Department of Physiology, Development and Neuroscience, University of Cambridge, Cambridge CB2 3DY, United Kingdom.
Proc Natl Acad Sci U S A. 2024 May 14;121(20):e2316658121. doi: 10.1073/pnas.2316658121. Epub 2024 May 8.
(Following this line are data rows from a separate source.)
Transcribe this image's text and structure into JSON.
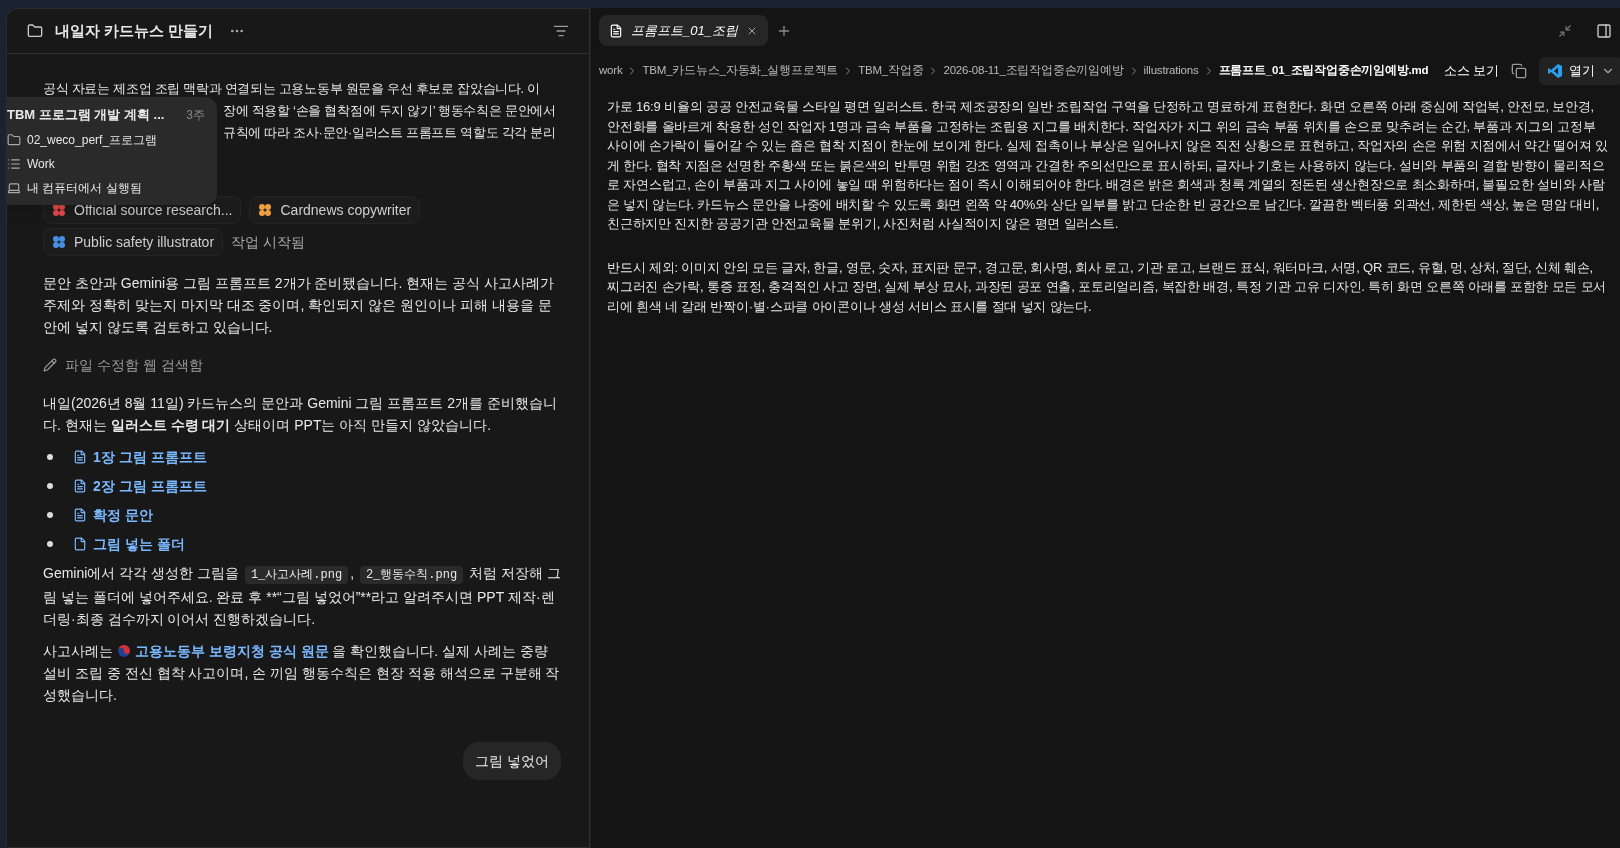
{
  "chat": {
    "title": "내일자 카드뉴스 만들기",
    "intro_lines": [
      "공식 자료는 제조업 조립 맥락과 연결되는 고용노동부 원문을 우선 후보로 잡았습니다. 이",
      "장에 적용할 ‘손을 협착점에 두지 않기’ 행동수칙은 문안에서",
      "규칙에 따라 조사·문안·일러스트 프롬프트 역할도 각각 분리"
    ],
    "agents": [
      {
        "label": "Official source research...",
        "color": "#e04848"
      },
      {
        "label": "Cardnews copywriter",
        "color": "#f0a040"
      },
      {
        "label": "Public safety illustrator",
        "color": "#4a90e2"
      }
    ],
    "agents_status": "작업 시작됨",
    "paragraph_1": "문안 초안과 Gemini용 그림 프롬프트 2개가 준비됐습니다. 현재는 공식 사고사례가 주제와 정확히 맞는지 마지막 대조 중이며, 확인되지 않은 원인이나 피해 내용을 문안에 넣지 않도록 검토하고 있습니다.",
    "activity": "파일 수정함 웹 검색함",
    "paragraph_2": "내일(2026년 8월 11일) 카드뉴스의 문안과 Gemini 그림 프롬프트 2개를 준비했습니다. 현재는 **일러스트 수령 대기** 상태이며 PPT는 아직 만들지 않았습니다.",
    "links": [
      {
        "kind": "doc",
        "label": "1장 그림 프롬프트"
      },
      {
        "kind": "doc",
        "label": "2장 그림 프롬프트"
      },
      {
        "kind": "doc",
        "label": "확정 문안"
      },
      {
        "kind": "folder",
        "label": "그림 넣는 폴더"
      }
    ],
    "paragraph_3": [
      {
        "kind": "text",
        "text": "Gemini에서 각각 생성한 그림을 "
      },
      {
        "kind": "code",
        "text": "1_사고사례.png"
      },
      {
        "kind": "text",
        "text": ", "
      },
      {
        "kind": "code",
        "text": "2_행동수칙.png"
      },
      {
        "kind": "text",
        "text": " 처럼 저장해 그림 넣는 폴더에 넣어주세요. 완료 후 **“그림 넣었어”**라고 알려주시면 PPT 제작·렌더링·최종 검수까지 이어서 진행하겠습니다."
      }
    ],
    "paragraph_4": [
      {
        "kind": "text",
        "text": "사고사례는 "
      },
      {
        "kind": "link",
        "text": "고용노동부 보령지청 공식 원문"
      },
      {
        "kind": "text",
        "text": " 을 확인했습니다. 실제 사례는 중량 설비 조립 중 전신 협착 사고이며, 손 끼임 행동수칙은 현장 적용 해석으로 구분해 작성했습니다."
      }
    ],
    "user_message": "그림 넣었어"
  },
  "popup": {
    "title": "TBM 프로그램 개발 계획 ...",
    "age": "3주",
    "items": [
      {
        "kind": "folder",
        "label": "02_weco_perf_프로그램"
      },
      {
        "kind": "list",
        "label": "Work"
      },
      {
        "kind": "computer",
        "label": "내 컴퓨터에서 실행됨"
      }
    ]
  },
  "editor": {
    "tabs": [
      {
        "label": "프롬프트_01_조립",
        "selected": true
      }
    ],
    "breadcrumb": [
      "work",
      "TBM_카드뉴스_자동화_실행프로젝트",
      "TBM_작업중",
      "2026-08-11_조립작업중손끼임예방",
      "illustrations",
      "프롬프트_01_조립작업중손끼임예방.md"
    ],
    "source_view": "소스 보기",
    "open_button": "열기",
    "paragraphs": [
      "가로 16:9 비율의 공공 안전교육물 스타일 평면 일러스트. 한국 제조공장의 일반 조립작업 구역을 단정하고 명료하게 표현한다. 화면 오른쪽 아래 중심에 작업복, 안전모, 보안경, 안전화를 올바르게 착용한 성인 작업자 1명과 금속 부품을 고정하는 조립용 지그를 배치한다. 작업자가 지그 위의 금속 부품 위치를 손으로 맞추려는 순간, 부품과 지그의 고정부 사이에 손가락이 들어갈 수 있는 좁은 협착 지점이 한눈에 보이게 한다. 실제 접촉이나 부상은 일어나지 않은 직전 상황으로 표현하고, 작업자의 손은 위험 지점에서 약간 떨어져 있게 한다. 협착 지점은 선명한 주황색 또는 붉은색의 반투명 위험 강조 영역과 간결한 주의선만으로 표시하되, 글자나 기호는 사용하지 않는다. 설비와 부품의 결합 방향이 물리적으로 자연스럽고, 손이 부품과 지그 사이에 놓일 때 위험하다는 점이 즉시 이해되어야 한다. 배경은 밝은 회색과 청록 계열의 정돈된 생산현장으로 최소화하며, 불필요한 설비와 사람은 넣지 않는다. 카드뉴스 문안을 나중에 배치할 수 있도록 화면 왼쪽 약 40%와 상단 일부를 밝고 단순한 빈 공간으로 남긴다. 깔끔한 벡터풍 외곽선, 제한된 색상, 높은 명암 대비, 친근하지만 진지한 공공기관 안전교육물 분위기, 사진처럼 사실적이지 않은 평면 일러스트.",
      "반드시 제외: 이미지 안의 모든 글자, 한글, 영문, 숫자, 표지판 문구, 경고문, 회사명, 회사 로고, 기관 로고, 브랜드 표식, 워터마크, 서명, QR 코드, 유혈, 멍, 상처, 절단, 신체 훼손, 찌그러진 손가락, 통증 표정, 충격적인 사고 장면, 실제 부상 묘사, 과장된 공포 연출, 포토리얼리즘, 복잡한 배경, 특정 기관 고유 디자인. 특히 화면 오른쪽 아래를 포함한 모든 모서리에 흰색 네 갈래 반짝이·별·스파클 아이콘이나 생성 서비스 표시를 절대 넣지 않는다."
    ]
  }
}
Individual survival and evolutionary selection require biological organisms to maximize reward. Economic choice theories define the necessary and sufficient conditions, and neuronal signals of decision variables provide mechanistic explanations. Reinforcement learning (RL) formalisms use predictions, actions, and policies to maximize reward. Midbrain dopamine neurons code reward prediction errors (RPE) of subjective reward value suitable for RL. Electrical and optogenetic self-stimulation experiments demonstrate that monkeys and rodents repeat behaviors that result in dopamine excitation. Dopamine excitations reflect positive RPEs that increase reward predictions via RL; against increasing predictions, obtaining similar dopamine RPE signals again requires better rewards than before. The positive RPEs drive predictions higher again and thus advance a recursive reward-RPE-prediction iteration toward better and better rewards. Agents also avoid dopamine inhibitions that lower reward prediction via RL, which allows smaller rewards than before to elicit positive dopamine RPE signals and resume the iteration toward better rewards. In this way, dopamine RPE signals serve a causal mechanism that attracts agents via RL to the best rewards. The mechanism improves daily life and benefits evolutionary selection but may also induce restlessness and greed.
个体生存和进化选择要求生物有机体最大化奖励。经济选择理论定义了必要和充分的条件,决策变量的神经元信号提供了机制解释。强化学习 (RL) 形式主义使用预测、行动和策略来最大化奖励。中脑多巴胺神经元对主观奖励价值的奖励预测误差 (RPE) 进行编码,适合 RL。电和光遗传学自我刺激实验表明,猴子和啮齿动物会重复导致多巴胺兴奋的行为。多巴胺兴奋反映了正的 RPE,通过 RL 增加奖励预测;为了增加预测,再次获得类似的多巴胺 RPE 信号需要比以前更好的奖励。积极的 RPE 再次推动预测更高,从而推进递归奖励-RPE-预测迭代,以获得更好的奖励。代理人还避免了通过 RL 降低奖励预测的多巴胺抑制,这使得比以前更小的奖励可以引发积极的多巴胺 RPE 信号,并重新开始向更好的奖励迭代。通过这种方式,多巴胺 RPE 信号作为一种因果机制,通过 RL 吸引代理人获得最佳奖励。该机制改善了日常生活,有利于进化选择,但也可能导致不安和贪婪。